The Conscientious Scientist

Maria Konnikova provides background on the star of Sunday's MHB:

Richard P. Feynman was the physicist who could, it seems, also be anything else he chose to be: a musician (who played the frigideira in a Brazilian samba group and even performed during Carnaval), a composer (who co-wrote and performed music to an award-winning modern ballet), an artist (who, as Ofey, had a one-man show), a specialist on Mayan hieroglyphics (who lectured on the codexes of the ancients and could spot a fake before the experts themselves)—and most of all, always, a profound thinker, who wondered not only about the world around him but about the him the world was around. Who not only wondered why, but then immediately, why he wondered why, and then, why he wondered that. How did his mind work? How did it get to wherever it traveled, and could he find a way to trace it?

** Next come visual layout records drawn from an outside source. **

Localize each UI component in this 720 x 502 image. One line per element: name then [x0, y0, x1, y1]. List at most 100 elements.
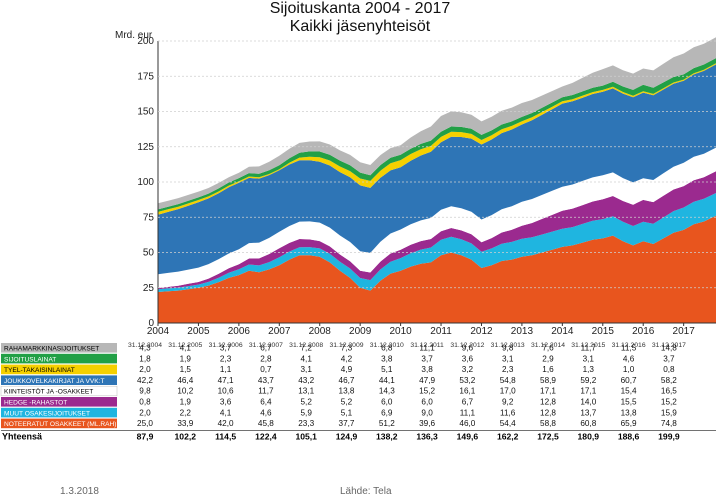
- table-row-label-bg: [1, 397, 117, 407]
- table-cell-value: 60,8: [580, 419, 596, 428]
- table-column-date: 31.12.2005: [168, 342, 202, 349]
- table-row-label: RAHAMARKKINASIJOITUKSET: [4, 346, 99, 353]
- table-cell-value: 9,2: [502, 398, 514, 407]
- table-cell-value: 2,0: [139, 365, 151, 374]
- table-column-date: 31.12.2016: [612, 342, 646, 349]
- x-tick-label: 2006: [228, 326, 251, 337]
- table-row-label-bg: [1, 375, 117, 385]
- table-cell-value: 1,0: [623, 365, 635, 374]
- table-cell-value: 0,8: [139, 398, 151, 407]
- x-tick-label: 2013: [511, 326, 534, 337]
- area-hedge-rahastot: [158, 171, 716, 290]
- area-sijoituslainat: [158, 58, 716, 212]
- x-tick-label: 2012: [470, 326, 493, 337]
- table-cell-value: 1,5: [180, 365, 192, 374]
- table-cell-value: 12,8: [540, 398, 556, 407]
- y-tick-label: 0: [148, 318, 154, 329]
- table-row-label: KIINTEISTÖT JA -OSAKKEET: [4, 388, 93, 396]
- table-cell-value: 6,4: [260, 398, 272, 407]
- table-row-label-bg: [0, 385, 118, 397]
- table-cell-value: 74,8: [661, 419, 677, 428]
- table-cell-value: 7,6: [542, 344, 554, 353]
- table-cell-value: 15,2: [661, 398, 677, 407]
- y-tick-label: 125: [137, 142, 154, 153]
- table-cell-value: 3,7: [421, 354, 433, 363]
- chart-title-block: Sijoituskanta 2004 - 2017 Kaikki jäsenyh…: [0, 0, 720, 36]
- x-tick-label: 2011: [430, 326, 452, 337]
- table-cell-value: 6,0: [421, 398, 433, 407]
- table-cell-value: 10,2: [177, 387, 193, 396]
- table-cell-value: 43,7: [258, 376, 274, 385]
- x-tick-label: 2014: [551, 326, 574, 337]
- table-total-value: 114,5: [215, 431, 236, 441]
- table-cell-value: 10,6: [218, 387, 234, 396]
- table-cell-value: 3,1: [301, 365, 313, 374]
- table-cell-value: 54,4: [500, 419, 516, 428]
- x-tick-label: 2008: [309, 326, 332, 337]
- table-cell-value: 39,6: [419, 419, 435, 428]
- table-row-label: JOUKKOVELKAKIRJAT JA VVK:T: [4, 378, 105, 385]
- table-cell-value: 60,7: [621, 376, 637, 385]
- table-cell-value: 2,3: [220, 354, 232, 363]
- table-cell-value: 1,8: [139, 354, 151, 363]
- table-cell-value: 9,0: [421, 408, 433, 417]
- table-cell-value: 0,7: [260, 365, 272, 374]
- table-cell-value: 4,1: [180, 344, 192, 353]
- table-cell-value: 42,0: [218, 419, 234, 428]
- area-layers: [158, 37, 716, 323]
- table-column-date: 31.12.2006: [209, 342, 243, 349]
- table-cell-value: 3,8: [421, 365, 433, 374]
- table-total-value: 102,2: [175, 431, 197, 441]
- table-total-value: 162,2: [497, 431, 519, 441]
- table-cell-value: 3,7: [220, 344, 232, 353]
- table-cell-value: 9,8: [139, 387, 151, 396]
- table-cell-value: 3,1: [583, 354, 595, 363]
- table-column-date: 31.12.2014: [531, 342, 565, 349]
- table-cell-value: 51,2: [379, 419, 395, 428]
- table-cell-value: 58,8: [540, 419, 556, 428]
- table-cell-value: 15,4: [621, 387, 637, 396]
- table-cell-value: 58,9: [540, 376, 556, 385]
- table-cell-value: 58,2: [661, 376, 677, 385]
- table-cell-value: 53,2: [459, 376, 475, 385]
- table-cell-value: 45,8: [258, 419, 274, 428]
- table-row-label: NOTEERATUT OSAKKEET (ML.RAH): [4, 421, 116, 428]
- table-cell-value: 3,2: [462, 365, 474, 374]
- table-cell-value: 7,2: [301, 344, 313, 353]
- table-column-date: 31.12.2009: [329, 342, 363, 349]
- table-cell-value: 14,8: [661, 344, 677, 353]
- table-column-date: 31.12.2011: [410, 342, 444, 349]
- table-cell-value: 4,1: [301, 354, 313, 363]
- y-tick-label: 200: [137, 36, 154, 47]
- table-cell-value: 2,0: [139, 408, 151, 417]
- table-cell-value: 4,9: [341, 365, 353, 374]
- table-cell-value: 3,6: [220, 398, 232, 407]
- table-cell-value: 65,9: [621, 419, 637, 428]
- table-cell-value: 1,9: [180, 354, 192, 363]
- table-cell-value: 15,9: [661, 408, 677, 417]
- table-cell-value: 5,2: [301, 398, 313, 407]
- y-tick-label: 75: [143, 212, 155, 223]
- table-cell-value: 2,2: [180, 408, 192, 417]
- table-column-date: 31.12.2007: [249, 342, 283, 349]
- table-cell-value: 3,8: [381, 354, 393, 363]
- table-column-date: 31.12.2010: [370, 342, 404, 349]
- table-cell-value: 4,1: [220, 408, 232, 417]
- table-row-label: HEDGE -RAHASTOT: [4, 400, 67, 407]
- y-tick-label: 150: [137, 107, 154, 118]
- table-cell-value: 11,6: [500, 408, 516, 417]
- table-cell-value: 37,7: [339, 419, 355, 428]
- table-cell-value: 6,8: [381, 344, 393, 353]
- table-cell-value: 13,8: [339, 387, 355, 396]
- table-cell-value: 14,0: [580, 398, 596, 407]
- table-cell-value: 15,2: [419, 387, 435, 396]
- table-row-label-bg: [1, 407, 117, 418]
- area-rahamarkkinasijoitukset: [158, 37, 716, 210]
- table-cell-value: 11,1: [419, 344, 435, 353]
- table-cell-value: 25,0: [137, 419, 153, 428]
- table-cell-value: 4,6: [260, 408, 272, 417]
- table-cell-value: 46,0: [459, 419, 475, 428]
- x-tick-label: 2017: [673, 326, 696, 337]
- table-cell-value: 9,6: [462, 344, 474, 353]
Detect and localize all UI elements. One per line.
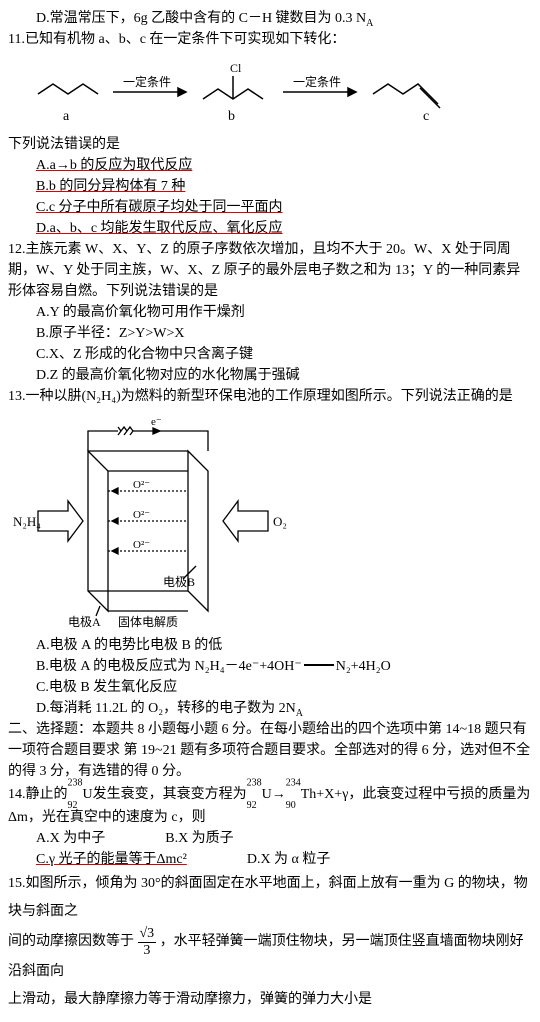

Just in case your own self-esteem wasn't a little wobbly already. A reader echoes Feynman's wonderment:

 In Judeo-Christian religions the belief is that God provides some form of stopping point, where the questions end.  When I was a five-year old, I learned that you could ask the question “Why” to the answer to any query that you posed your parents.  After several layers of “Why,” my mother would answer, “Because God said so,” implying the end of the conversation. 

But ultimately, my father gave the wisest answer:  “I don’t know but go look it up.”  If I couldn’t find the answer in a book (this is long before Google), he responded: “Then you’ll have to find the answer yourself.  And that answer will create more questions. And you will have to be happy in that search.”